Share

Selasa, 11 Oktober 2011

Server Blackberry Sempat Mengalami Crash?


 
Jika kita membicarakan apa yang membuat Blackberry tampil tangguh, maka kemampuannya untuk mengintegrasikan segala fungsi dan dukungan server yang mumpuni boleh jadi alasan yang paling utama. Sang manufaktur, RIM, menyediakan server khusus bagi para pengguna Blackberry di seluruh dunia untuk menjamin lalu lintas data yang aman, nyaman, dan cepat. Hal inilah yang membuat kalangan pekerja masih menaruh perhatian pada perangkat yang identik dengan tombol QWERTY ini. Namun apa yang terjadi jika layanan ini justru tidak mampu berfungsi di saat yang penting? Hal inilah yang sedang dirasakan oleh RIM.

Walaupun RIM selalu menyatakan diri berkomitmen untuk menjaga kualitas, namun nyatanya masalah krusial tetap saja terjadi. Server, yang notabene merupakan basis dari semua layanan smartphone Blackberry ternyata juga tak luput dari masalah. Para pengguna Blackberry di Eropa, Timur Tengah, dan Afrika tidak dapat menggunakan ponsel mereka dengan maksimal karena kemampuan browsing dan instant messaging – termasuk Blackberry Messenger – yang tiba-tiba melambat, bahkan mati. Komplain pada awalnya datang dari konsumen di Inggris, Mesir, Kuwait, Qatar, dan beberapa negara lain yang pada awalnya menyalahkan operator telekomunikasi mereka.

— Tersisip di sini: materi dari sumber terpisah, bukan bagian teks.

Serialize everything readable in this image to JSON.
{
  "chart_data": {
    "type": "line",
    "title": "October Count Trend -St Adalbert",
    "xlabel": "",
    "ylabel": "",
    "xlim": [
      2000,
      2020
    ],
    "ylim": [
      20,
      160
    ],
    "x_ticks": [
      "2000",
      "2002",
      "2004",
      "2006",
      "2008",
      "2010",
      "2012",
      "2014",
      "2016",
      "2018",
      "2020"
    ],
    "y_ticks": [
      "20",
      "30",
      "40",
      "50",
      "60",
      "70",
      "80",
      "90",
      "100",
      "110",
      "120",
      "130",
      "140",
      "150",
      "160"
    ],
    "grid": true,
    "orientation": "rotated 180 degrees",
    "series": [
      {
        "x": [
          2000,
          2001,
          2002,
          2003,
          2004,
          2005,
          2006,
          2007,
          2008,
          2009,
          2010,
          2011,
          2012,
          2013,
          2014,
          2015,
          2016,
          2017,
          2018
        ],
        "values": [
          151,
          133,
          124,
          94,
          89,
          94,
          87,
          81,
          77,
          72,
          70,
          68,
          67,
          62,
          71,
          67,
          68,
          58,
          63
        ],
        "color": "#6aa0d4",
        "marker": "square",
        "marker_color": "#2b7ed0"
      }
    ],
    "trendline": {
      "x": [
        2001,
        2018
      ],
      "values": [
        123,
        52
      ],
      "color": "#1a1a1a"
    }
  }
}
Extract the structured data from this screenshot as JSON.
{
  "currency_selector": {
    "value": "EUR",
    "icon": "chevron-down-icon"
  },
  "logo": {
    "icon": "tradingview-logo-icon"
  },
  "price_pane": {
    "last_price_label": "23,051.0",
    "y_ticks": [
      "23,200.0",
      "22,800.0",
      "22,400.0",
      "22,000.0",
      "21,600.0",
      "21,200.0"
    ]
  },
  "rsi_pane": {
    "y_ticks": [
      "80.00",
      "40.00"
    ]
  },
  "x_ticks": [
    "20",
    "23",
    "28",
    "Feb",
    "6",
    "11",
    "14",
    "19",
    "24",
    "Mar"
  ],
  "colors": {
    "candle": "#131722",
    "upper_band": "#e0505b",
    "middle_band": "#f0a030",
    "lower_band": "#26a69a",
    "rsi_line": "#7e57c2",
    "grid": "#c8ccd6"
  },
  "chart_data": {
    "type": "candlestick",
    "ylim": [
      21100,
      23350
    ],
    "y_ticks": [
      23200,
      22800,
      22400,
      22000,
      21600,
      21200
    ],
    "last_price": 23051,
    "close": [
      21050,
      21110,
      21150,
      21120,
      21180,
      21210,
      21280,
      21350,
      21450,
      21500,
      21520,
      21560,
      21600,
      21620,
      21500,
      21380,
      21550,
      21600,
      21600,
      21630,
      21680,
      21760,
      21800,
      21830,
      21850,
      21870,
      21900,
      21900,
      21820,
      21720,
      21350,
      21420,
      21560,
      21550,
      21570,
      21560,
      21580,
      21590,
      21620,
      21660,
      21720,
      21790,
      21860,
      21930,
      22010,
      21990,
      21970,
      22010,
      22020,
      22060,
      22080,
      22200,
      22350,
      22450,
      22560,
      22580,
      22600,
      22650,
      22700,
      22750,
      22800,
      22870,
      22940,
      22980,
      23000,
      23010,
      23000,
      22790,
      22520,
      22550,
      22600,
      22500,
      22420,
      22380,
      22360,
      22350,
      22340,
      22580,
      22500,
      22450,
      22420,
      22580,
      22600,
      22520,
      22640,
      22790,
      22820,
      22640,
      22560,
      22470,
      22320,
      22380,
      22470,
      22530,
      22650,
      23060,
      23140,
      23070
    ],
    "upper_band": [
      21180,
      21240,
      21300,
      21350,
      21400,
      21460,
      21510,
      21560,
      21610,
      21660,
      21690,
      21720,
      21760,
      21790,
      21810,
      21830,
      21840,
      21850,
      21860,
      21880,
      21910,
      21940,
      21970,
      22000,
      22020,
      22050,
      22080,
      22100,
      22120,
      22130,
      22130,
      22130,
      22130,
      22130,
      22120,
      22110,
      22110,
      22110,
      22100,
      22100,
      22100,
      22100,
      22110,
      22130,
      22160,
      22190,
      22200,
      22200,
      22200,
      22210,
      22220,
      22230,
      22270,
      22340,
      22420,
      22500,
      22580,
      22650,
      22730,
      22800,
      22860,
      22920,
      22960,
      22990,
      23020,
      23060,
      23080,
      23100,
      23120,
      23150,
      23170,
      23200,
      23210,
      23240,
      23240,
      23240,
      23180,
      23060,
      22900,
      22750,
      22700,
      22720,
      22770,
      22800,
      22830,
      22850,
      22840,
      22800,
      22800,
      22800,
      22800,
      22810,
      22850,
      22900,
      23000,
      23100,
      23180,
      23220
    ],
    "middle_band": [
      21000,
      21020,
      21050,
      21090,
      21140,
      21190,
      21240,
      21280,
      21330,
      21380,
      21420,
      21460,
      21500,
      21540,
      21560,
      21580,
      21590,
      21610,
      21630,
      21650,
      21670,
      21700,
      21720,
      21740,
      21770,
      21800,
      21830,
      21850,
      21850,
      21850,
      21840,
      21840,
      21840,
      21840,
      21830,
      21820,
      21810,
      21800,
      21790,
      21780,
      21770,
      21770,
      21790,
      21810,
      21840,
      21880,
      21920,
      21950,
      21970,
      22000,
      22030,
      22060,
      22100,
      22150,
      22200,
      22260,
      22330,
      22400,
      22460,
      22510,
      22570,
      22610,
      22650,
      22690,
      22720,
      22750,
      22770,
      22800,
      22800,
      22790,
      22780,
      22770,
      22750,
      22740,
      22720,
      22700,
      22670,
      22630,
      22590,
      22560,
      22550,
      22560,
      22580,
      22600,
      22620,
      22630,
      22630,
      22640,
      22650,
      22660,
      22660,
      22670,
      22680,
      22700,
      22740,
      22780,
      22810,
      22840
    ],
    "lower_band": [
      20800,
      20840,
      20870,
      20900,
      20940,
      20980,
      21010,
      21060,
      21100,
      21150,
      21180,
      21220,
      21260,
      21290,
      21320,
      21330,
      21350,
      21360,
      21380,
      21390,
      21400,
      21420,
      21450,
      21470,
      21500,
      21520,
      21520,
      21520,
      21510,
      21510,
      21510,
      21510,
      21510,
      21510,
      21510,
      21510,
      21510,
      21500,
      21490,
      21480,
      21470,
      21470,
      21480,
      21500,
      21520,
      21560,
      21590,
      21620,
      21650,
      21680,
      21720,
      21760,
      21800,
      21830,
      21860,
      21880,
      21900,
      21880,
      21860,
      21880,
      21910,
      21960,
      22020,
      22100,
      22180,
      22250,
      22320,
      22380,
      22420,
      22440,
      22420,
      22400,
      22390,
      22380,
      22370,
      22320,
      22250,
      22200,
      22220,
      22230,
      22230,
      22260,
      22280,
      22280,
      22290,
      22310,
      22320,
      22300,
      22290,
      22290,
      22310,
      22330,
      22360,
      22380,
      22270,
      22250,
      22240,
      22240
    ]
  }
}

Namun, ketika diusut, ternyata masalah berakar dari server Blackberry untuk ketiga benua yang sedang mengalami crash.

Kantor cabang RIM di Inggris menyatakan bahwa mereka sadar akan masalah yang terjadi dan sedang berupaya keras untuk menginvestigasi hal tersebut. Mereka juga berjanji bahwa tim teknis mereka sedang berjuang untuk mengembalikan layanan Blackberry secepat yang mereka bisa. Apa yang sebenarnya terjadi? Menurut informasi yang ada, RIM dikabarkan lalai membangun infrastruktur yang cukup untuk mengakomodir kebutuhan para pelanggannya yang terus bertumbuh secara masif. Dengan nilai saham yang terus merosot dan pangsa pasar yang semakin menyempit akibat dominasi Apple dan Android, kesalahan seperti ini tentu akan semakin memojokkan posisi RIM yang kini di ujung tanduk. Apakah RIM mampu bertahan?